Does that make sense as an overall approach, or am I missing something? If folks feel good about that, I could probably start on a PR since you've all been kind enough to do the nice work of getting such a robust test suite and devcontainer in place already.

Let me know!

[rarkins]

Hi @SeanKilleen, thanks for proposing to advance this!
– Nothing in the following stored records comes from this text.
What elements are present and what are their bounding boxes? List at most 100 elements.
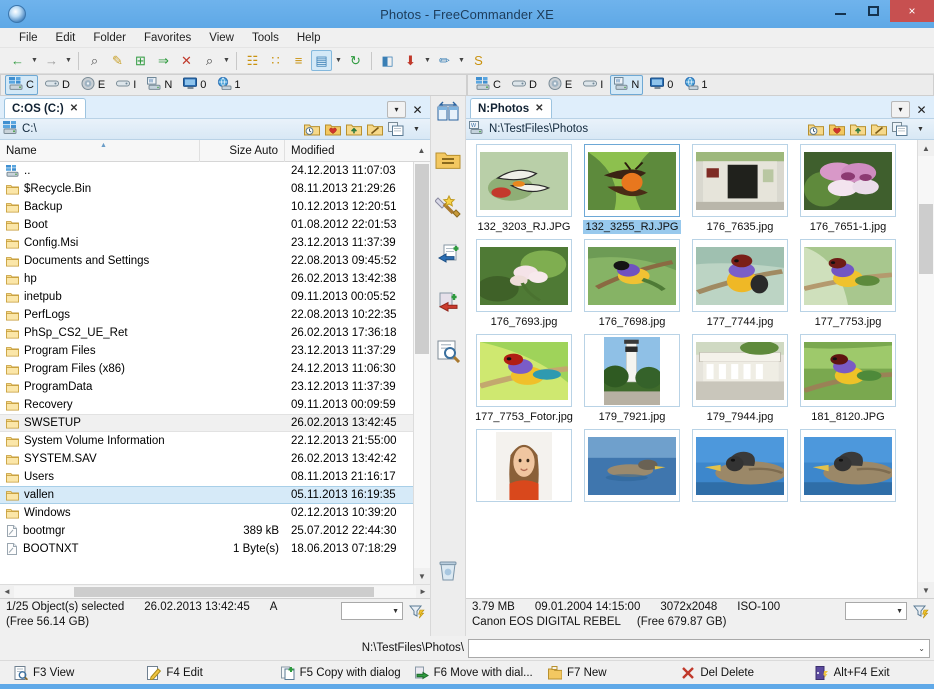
menu-view[interactable]: View <box>200 30 243 46</box>
table-row[interactable]: Backup 10.12.2013 12:20:51 <box>0 198 413 216</box>
right-tab-list-dropdown[interactable]: ▾ <box>891 101 910 118</box>
trash-icon[interactable] <box>435 558 461 584</box>
table-row[interactable]: PerfLogs 22.08.2013 10:22:35 <box>0 306 413 324</box>
left-panel-close-icon[interactable]: ✕ <box>408 101 427 118</box>
favorites-icon[interactable] <box>435 194 461 220</box>
forward-icon[interactable]: → <box>41 50 62 71</box>
copy-left-icon[interactable] <box>435 242 461 268</box>
right-scroll-down-icon[interactable]: ▼ <box>918 582 934 598</box>
table-row[interactable]: Boot 01.08.2012 22:01:53 <box>0 216 413 234</box>
column-header-name[interactable]: Name ▲ <box>0 139 200 162</box>
left-scroll-down-icon[interactable]: ▼ <box>414 568 430 584</box>
filter-icon[interactable] <box>407 602 427 620</box>
left-tab-close-icon[interactable]: ✕ <box>70 103 78 114</box>
thumbnail-item[interactable] <box>796 429 900 512</box>
left-drive-e[interactable]: E <box>77 75 109 95</box>
left-drive-c[interactable]: C <box>5 75 38 95</box>
swap-panels-icon[interactable] <box>435 98 461 124</box>
close-button[interactable]: × <box>890 0 934 22</box>
left-hscroll-track[interactable] <box>14 585 416 598</box>
thumbnail-image[interactable] <box>800 429 896 502</box>
thumbnail-image[interactable] <box>692 334 788 407</box>
function-key-del[interactable]: Del Delete <box>667 666 800 680</box>
thumbnail-item[interactable]: 177_7744.jpg <box>688 239 792 334</box>
right-favorites-icon[interactable] <box>828 121 845 137</box>
thumbnail-image[interactable] <box>692 429 788 502</box>
chevron-down-icon[interactable]: ⌄ <box>918 644 925 653</box>
left-tab[interactable]: C:OS (C:) ✕ <box>4 98 87 118</box>
thumbnail-image[interactable] <box>800 144 896 217</box>
multi-rename-icon[interactable]: ✏ <box>434 50 455 71</box>
thumbnail-image[interactable] <box>584 239 680 312</box>
thumbnail-image[interactable] <box>584 429 680 502</box>
thumbnail-item[interactable]: 181_8120.JPG <box>796 334 900 429</box>
left-recent-folders-icon[interactable] <box>303 121 320 137</box>
right-root-folder-icon[interactable] <box>870 121 887 137</box>
left-favorites-icon[interactable] <box>324 121 341 137</box>
right-recent-folders-icon[interactable] <box>807 121 824 137</box>
menu-folder[interactable]: Folder <box>84 30 135 46</box>
thumbnail-item[interactable]: 177_7753.jpg <box>796 239 900 334</box>
thumbnail-image[interactable] <box>476 429 572 502</box>
left-hscroll-left-icon[interactable]: ◄ <box>0 587 14 596</box>
function-key-f5[interactable]: F5 Copy with dialog <box>267 666 401 680</box>
minimize-button[interactable] <box>824 0 857 22</box>
right-drive-c[interactable]: C <box>472 75 505 95</box>
pack-icon[interactable]: ⬇ <box>400 50 421 71</box>
table-row[interactable]: Windows 02.12.2013 10:39:20 <box>0 504 413 522</box>
table-row[interactable]: Config.Msi 23.12.2013 11:37:39 <box>0 234 413 252</box>
thumbnail-item[interactable]: 132_3255_RJ.JPG <box>580 144 684 239</box>
view-icon[interactable]: ⌕ <box>84 50 105 71</box>
left-hscroll-thumb[interactable] <box>74 586 374 597</box>
function-key-f6[interactable]: F6 Move with dial... <box>401 666 534 680</box>
left-hscroll-right-icon[interactable]: ► <box>416 587 430 596</box>
thumbnail-view-icon[interactable]: ▤ <box>311 50 332 71</box>
thumbnail-item[interactable] <box>580 429 684 512</box>
function-key-f7[interactable]: F7 New <box>534 665 667 680</box>
table-row[interactable]: bootmgr 389 kB 25.07.2012 22:44:30 <box>0 522 413 540</box>
left-parent-folder-icon[interactable] <box>345 121 362 137</box>
tree-view-icon[interactable]: ☷ <box>242 50 263 71</box>
table-row[interactable]: hp 26.02.2013 13:42:38 <box>0 270 413 288</box>
right-copy-path-icon[interactable] <box>891 121 908 137</box>
filter-icon[interactable] <box>911 602 931 620</box>
left-root-folder-icon[interactable] <box>366 121 383 137</box>
same-folder-icon[interactable] <box>435 146 461 172</box>
right-drive-0[interactable]: 0 <box>646 75 677 95</box>
function-key-f4[interactable]: F4 Edit <box>133 665 266 680</box>
table-row[interactable]: BOOTNXT 1 Byte(s) 18.06.2013 07:18:29 <box>0 540 413 558</box>
copy-icon[interactable]: ⊞ <box>130 50 151 71</box>
left-scroll-thumb[interactable] <box>415 164 429 354</box>
compare-icon[interactable] <box>435 338 461 364</box>
table-row[interactable]: Program Files 23.12.2013 11:37:29 <box>0 342 413 360</box>
table-row[interactable]: PhSp_CS2_UE_Ret 26.02.2013 17:36:18 <box>0 324 413 342</box>
left-path-bar[interactable]: C:\ ▼ <box>0 118 430 140</box>
right-tab-close-icon[interactable]: ✕ <box>535 103 543 114</box>
move-icon[interactable]: ⇒ <box>153 50 174 71</box>
left-drive-d[interactable]: D <box>41 75 74 95</box>
command-input[interactable]: ⌄ <box>468 638 930 658</box>
search-icon[interactable]: ⌕ <box>199 50 220 71</box>
left-drive-n[interactable]: WN <box>143 75 176 95</box>
thumbnail-image[interactable] <box>800 334 896 407</box>
thumbnail-item[interactable]: 176_7693.jpg <box>472 239 576 334</box>
thumbnail-item[interactable]: 179_7921.jpg <box>580 334 684 429</box>
table-row[interactable]: Program Files (x86) 24.12.2013 11:06:30 <box>0 360 413 378</box>
right-drive-1[interactable]: 1 <box>680 75 711 95</box>
edit-icon[interactable]: ✎ <box>107 50 128 71</box>
thumbnail-item[interactable] <box>472 429 576 512</box>
thumbnail-item[interactable]: 176_7698.jpg <box>580 239 684 334</box>
thumbnail-item[interactable]: 176_7651-1.jpg <box>796 144 900 239</box>
move-right-icon[interactable] <box>435 290 461 316</box>
function-key-f3[interactable]: F3 View <box>0 665 133 680</box>
right-drive-d[interactable]: D <box>508 75 541 95</box>
table-row[interactable]: ProgramData 23.12.2013 11:37:39 <box>0 378 413 396</box>
refresh-icon[interactable]: ↻ <box>345 50 366 71</box>
open-folder-icon[interactable]: ◧ <box>377 50 398 71</box>
large-icons-view-icon[interactable]: ∷ <box>265 50 286 71</box>
thumbnail-image[interactable] <box>476 144 572 217</box>
search-dropdown-icon[interactable]: ▼ <box>221 50 232 71</box>
menu-favorites[interactable]: Favorites <box>135 30 200 46</box>
table-row[interactable]: Documents and Settings 22.08.2013 09:45:5… <box>0 252 413 270</box>
back-dropdown-icon[interactable]: ▼ <box>29 50 40 71</box>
Can you clarify one simple/quick question to get started: In cases where release notes are included on the registry, are they contained in the data (i.e. API responses) which Renovate already retrieves using the nuget datasource, or would this be new endpoints on the nuget registry which Renovate isn't currently querying?

[SeanKilleen]

@rarkins no additional API call AFAIK. There's a place in the code where RenovateBot already has the nuspec XML back from the API and is using it to look for an official repo URL. My plan is to add a way to extract the information at that point, and then figure out how to move it along the pipeline and fallback to it if needed.
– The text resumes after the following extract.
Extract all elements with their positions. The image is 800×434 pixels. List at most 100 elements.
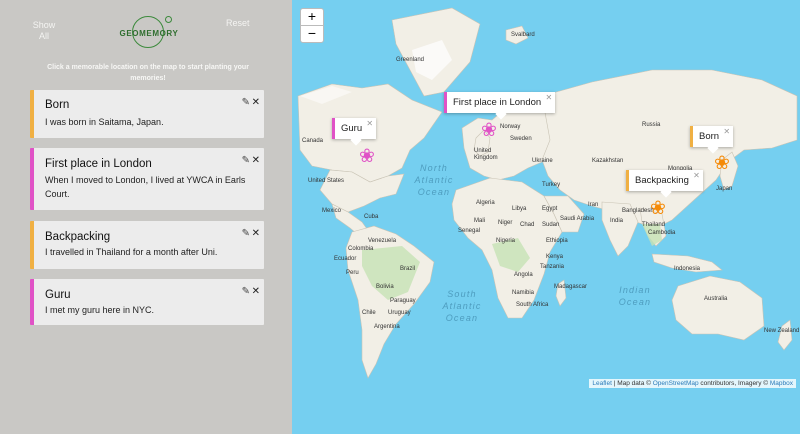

In the associated PR I've gotten started but since it's the first time I'm working out loud on a draft and fumbling around. That's fine by me but I'll look for more guidance as it firms up. I've already got the test cases in place and passing to extract the nuget data to a new field (I think in the right place? We'll see?) -- next step is figure out how to pass it along in the process and include that data as a fallback when the release note text is determined. (Again...I think 🤞)

Advice and blunt feedback welcome along the journey.

[rarkins]

FYI I'm on vacation until mid august so won't be particularly active myself

[viceice]

@rarkins no additional API call AFAIK. There's a place in the code where RenovateBot already has the nuspec XML back from the API and is using it to look for an official repo URL. My plan is to add a way to extract the information at that point, and then figure out how to move it along the pipeline and fallback to it if needed.
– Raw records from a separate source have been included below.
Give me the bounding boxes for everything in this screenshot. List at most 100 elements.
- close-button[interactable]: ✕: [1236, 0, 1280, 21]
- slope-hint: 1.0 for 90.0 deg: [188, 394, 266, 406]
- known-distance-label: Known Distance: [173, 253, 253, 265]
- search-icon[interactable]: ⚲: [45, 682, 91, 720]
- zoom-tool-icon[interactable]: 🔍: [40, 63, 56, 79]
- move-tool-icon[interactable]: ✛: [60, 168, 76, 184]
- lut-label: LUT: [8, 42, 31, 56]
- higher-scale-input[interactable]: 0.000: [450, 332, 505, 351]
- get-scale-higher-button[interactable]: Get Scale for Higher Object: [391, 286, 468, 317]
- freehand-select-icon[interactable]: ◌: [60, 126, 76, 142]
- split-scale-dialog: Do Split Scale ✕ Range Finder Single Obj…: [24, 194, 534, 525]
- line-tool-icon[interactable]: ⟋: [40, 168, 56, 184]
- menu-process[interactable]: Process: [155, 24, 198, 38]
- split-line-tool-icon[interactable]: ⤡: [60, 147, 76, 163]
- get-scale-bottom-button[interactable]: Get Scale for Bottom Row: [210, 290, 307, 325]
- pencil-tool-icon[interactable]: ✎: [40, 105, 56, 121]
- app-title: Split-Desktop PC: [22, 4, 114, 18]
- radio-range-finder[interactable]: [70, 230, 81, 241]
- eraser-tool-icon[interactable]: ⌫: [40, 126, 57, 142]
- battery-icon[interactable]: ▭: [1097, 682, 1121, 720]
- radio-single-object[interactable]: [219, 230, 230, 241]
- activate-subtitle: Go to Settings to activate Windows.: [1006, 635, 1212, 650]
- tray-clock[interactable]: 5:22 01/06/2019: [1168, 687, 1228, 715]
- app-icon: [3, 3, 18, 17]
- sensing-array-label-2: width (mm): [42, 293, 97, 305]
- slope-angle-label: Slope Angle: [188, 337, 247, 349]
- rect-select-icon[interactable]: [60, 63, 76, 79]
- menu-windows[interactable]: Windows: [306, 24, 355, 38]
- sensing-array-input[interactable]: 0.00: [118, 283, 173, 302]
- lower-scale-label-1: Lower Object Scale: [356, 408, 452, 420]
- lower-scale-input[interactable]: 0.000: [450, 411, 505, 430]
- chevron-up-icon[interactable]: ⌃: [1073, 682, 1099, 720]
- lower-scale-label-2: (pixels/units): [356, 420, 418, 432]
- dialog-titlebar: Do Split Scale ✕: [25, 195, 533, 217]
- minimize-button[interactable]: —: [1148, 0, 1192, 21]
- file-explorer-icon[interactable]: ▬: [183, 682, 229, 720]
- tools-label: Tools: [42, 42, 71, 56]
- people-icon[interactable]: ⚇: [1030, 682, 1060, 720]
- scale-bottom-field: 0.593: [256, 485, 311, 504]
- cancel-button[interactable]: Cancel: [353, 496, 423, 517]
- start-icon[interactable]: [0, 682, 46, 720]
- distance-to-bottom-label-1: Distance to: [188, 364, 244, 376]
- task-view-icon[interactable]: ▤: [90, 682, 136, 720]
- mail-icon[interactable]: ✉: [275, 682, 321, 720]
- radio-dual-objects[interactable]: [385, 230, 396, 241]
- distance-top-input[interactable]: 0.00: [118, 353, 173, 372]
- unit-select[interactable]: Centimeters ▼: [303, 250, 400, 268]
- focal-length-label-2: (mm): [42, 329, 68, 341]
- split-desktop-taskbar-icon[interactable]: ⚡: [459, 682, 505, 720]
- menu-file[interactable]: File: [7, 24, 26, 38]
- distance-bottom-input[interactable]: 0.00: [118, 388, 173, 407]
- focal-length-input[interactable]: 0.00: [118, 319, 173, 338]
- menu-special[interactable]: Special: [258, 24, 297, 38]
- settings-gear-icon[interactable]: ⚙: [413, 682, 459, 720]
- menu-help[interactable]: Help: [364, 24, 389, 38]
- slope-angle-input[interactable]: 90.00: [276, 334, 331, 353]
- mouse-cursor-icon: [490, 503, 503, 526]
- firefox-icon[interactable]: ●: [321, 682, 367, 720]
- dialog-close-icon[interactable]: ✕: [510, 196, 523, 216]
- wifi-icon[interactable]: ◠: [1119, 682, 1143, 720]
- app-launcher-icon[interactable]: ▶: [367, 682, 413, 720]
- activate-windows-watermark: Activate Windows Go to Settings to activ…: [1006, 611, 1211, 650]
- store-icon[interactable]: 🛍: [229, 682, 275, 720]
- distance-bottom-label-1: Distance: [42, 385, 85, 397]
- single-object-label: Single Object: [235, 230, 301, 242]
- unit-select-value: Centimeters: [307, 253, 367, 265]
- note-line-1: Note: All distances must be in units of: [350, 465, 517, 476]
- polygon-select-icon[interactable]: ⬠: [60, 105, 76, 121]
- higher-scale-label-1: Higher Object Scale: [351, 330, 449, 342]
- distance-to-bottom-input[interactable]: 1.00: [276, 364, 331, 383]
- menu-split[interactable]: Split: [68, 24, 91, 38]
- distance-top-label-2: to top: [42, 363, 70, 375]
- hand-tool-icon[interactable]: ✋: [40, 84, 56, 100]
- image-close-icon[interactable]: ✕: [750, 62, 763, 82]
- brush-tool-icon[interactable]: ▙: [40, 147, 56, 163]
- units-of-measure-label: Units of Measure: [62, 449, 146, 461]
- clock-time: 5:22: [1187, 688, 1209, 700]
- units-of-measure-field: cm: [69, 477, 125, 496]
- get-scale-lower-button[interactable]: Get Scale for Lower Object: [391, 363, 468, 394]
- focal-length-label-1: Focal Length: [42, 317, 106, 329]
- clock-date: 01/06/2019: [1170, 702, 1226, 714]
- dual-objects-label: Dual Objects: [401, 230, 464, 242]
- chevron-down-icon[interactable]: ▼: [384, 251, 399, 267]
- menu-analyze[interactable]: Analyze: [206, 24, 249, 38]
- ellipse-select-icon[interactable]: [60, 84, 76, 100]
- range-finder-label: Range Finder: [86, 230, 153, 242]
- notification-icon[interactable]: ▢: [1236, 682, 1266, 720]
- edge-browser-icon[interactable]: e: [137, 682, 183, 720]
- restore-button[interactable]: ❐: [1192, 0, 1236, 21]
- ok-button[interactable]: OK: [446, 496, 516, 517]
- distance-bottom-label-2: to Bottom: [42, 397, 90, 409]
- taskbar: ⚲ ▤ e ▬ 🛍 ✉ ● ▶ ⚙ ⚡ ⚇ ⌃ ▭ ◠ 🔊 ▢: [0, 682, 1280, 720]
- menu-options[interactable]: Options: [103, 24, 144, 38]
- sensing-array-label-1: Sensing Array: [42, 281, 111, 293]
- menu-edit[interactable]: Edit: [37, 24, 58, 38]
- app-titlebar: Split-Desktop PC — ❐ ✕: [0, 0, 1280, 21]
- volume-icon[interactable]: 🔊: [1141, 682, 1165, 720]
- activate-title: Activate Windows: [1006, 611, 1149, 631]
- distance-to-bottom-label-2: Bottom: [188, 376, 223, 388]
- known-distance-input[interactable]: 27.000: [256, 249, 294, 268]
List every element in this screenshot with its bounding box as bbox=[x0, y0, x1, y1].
In the associated PR I've gotten started but since it's the first time I'm working out loud on a draft and fumbling around. That's fine by me but I'll look for more guidance as it firms up. I've already got the test cases in place and passing to extract the nuget data to a new field (I think in the right place? We'll see?) -- next step is figure out how to pass it along in the process and include that data as a fallback when the release note text is determined. (Again...I think 🤞)

Advice and blunt feedback welcome along the journey.

We only do that for the latest version. We don't want to fetch that file for every version to get all release notes. Too many API calls.

[SeanKilleen]

@viceice that makes sense and helps me with some of my confusion on my PR. Getting release notes for the latest version still seems like an improvement I'm thinking. Do you agree?

[viceice]

Sure, but don't @ maintainers, We're subscribed to all topics.